Oil may bounce back from 12-year lows as Opec mulls output cut
13 Feb 2016
Crude oil prices are slowly bouncing back, in jerks and bouts, amidst protracted talks of a coordinated production cut by the Organisation of Petroleum Exporting Countries (Opec) and non-Opec oil producers.
Oil prices were up nearly 12 per cent on Friday following a report that Opec might finally agree to cut production to reduce the market glut.
Despite the strong daily gain, oil prices were poised to end the week down as much as 5 per cent.
North Sea Brent near-month futures closed $3.30 higher at $33.36 a barrel, after sliding below $30 on Thursday. The contract pared weekly losses to 2 per cent.
US sweet light crude for March delivery settled $3.23, or 12.3 per cent higher, at $29.44 per barrel, reaching a session high of $29.66. It hit a 12-year low of $26.05 the previous day and nearly 4.7 per cent for the week.
Traders were also skeptical about the report of a consensus after reports that Venezuela and Russia had earlier tried in vain to agree Saudi Arabia and other major producers to output cuts.
The Wall Street Journal reported on Thursday said citing United Arab Emirates' energy minister that the Opec was willing to cooperate on an output cut.

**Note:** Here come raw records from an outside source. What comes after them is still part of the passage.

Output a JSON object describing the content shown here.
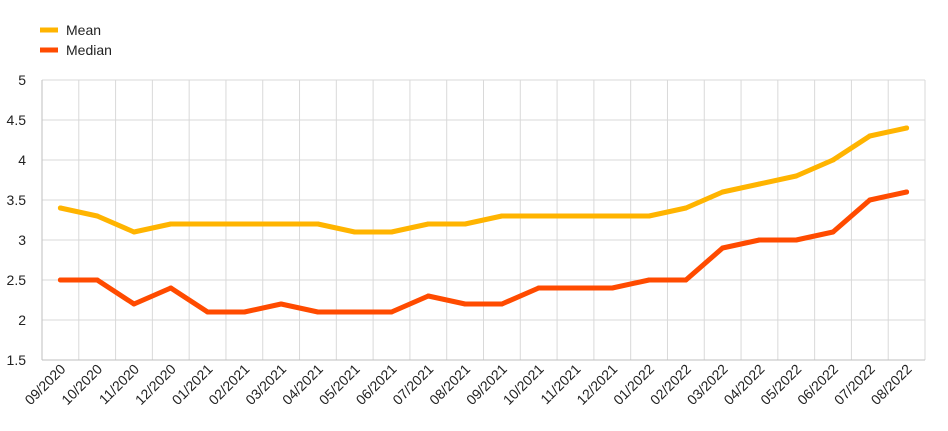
{
  "chart_data": {
    "type": "line",
    "title": "",
    "xlabel": "",
    "ylabel": "",
    "ylim": [
      1.5,
      5
    ],
    "yticks": [
      "1.5",
      "2",
      "2.5",
      "3",
      "3.5",
      "4",
      "4.5",
      "5"
    ],
    "grid": true,
    "legend_position": "top-left",
    "categories": [
      "09/2020",
      "10/2020",
      "11/2020",
      "12/2020",
      "01/2021",
      "02/2021",
      "03/2021",
      "04/2021",
      "05/2021",
      "06/2021",
      "07/2021",
      "08/2021",
      "09/2021",
      "10/2021",
      "11/2021",
      "12/2021",
      "01/2022",
      "02/2022",
      "03/2022",
      "04/2022",
      "05/2022",
      "06/2022",
      "07/2022",
      "08/2022"
    ],
    "series": [
      {
        "name": "Mean",
        "color": "#FFB400",
        "values": [
          3.4,
          3.3,
          3.1,
          3.2,
          3.2,
          3.2,
          3.2,
          3.2,
          3.1,
          3.1,
          3.2,
          3.2,
          3.3,
          3.3,
          3.3,
          3.3,
          3.3,
          3.4,
          3.6,
          3.7,
          3.8,
          4.0,
          4.3,
          4.4
        ]
      },
      {
        "name": "Median",
        "color": "#FF4B00",
        "values": [
          2.5,
          2.5,
          2.2,
          2.4,
          2.1,
          2.1,
          2.2,
          2.1,
          2.1,
          2.1,
          2.3,
          2.2,
          2.2,
          2.4,
          2.4,
          2.4,
          2.5,
          2.5,
          2.9,
          3.0,
          3.0,
          3.1,
          3.5,
          3.6
        ]
      }
    ]
  }
}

But despite the lack of understanding and cooperation among oil producers, the market expect oil to bounce back after a 75-per cent price slump since mid-2014 that has pushed crude prices to 12-year lows and that sooner or later due to tightening of production or a pick-up in demand.
Kuwait Petroleum International (KPI) today said oil prices could reach a range of $50-$60 a barrel by mid-2017, the official state news agency reported.
The agency quoted the company's top executive Bakheet al-Rashidi as saying that prices could reach the range of $60 to $80 a barrel in three years' time.
"The global oil market is going through a correction and we have reached the bottom," the news agency quoted him as saying, adding that Rashidi made his comments at a company event in London.
Rashidi attributed the drop in oil prices to excess supply in the market and slow demand from Asia, particularly China.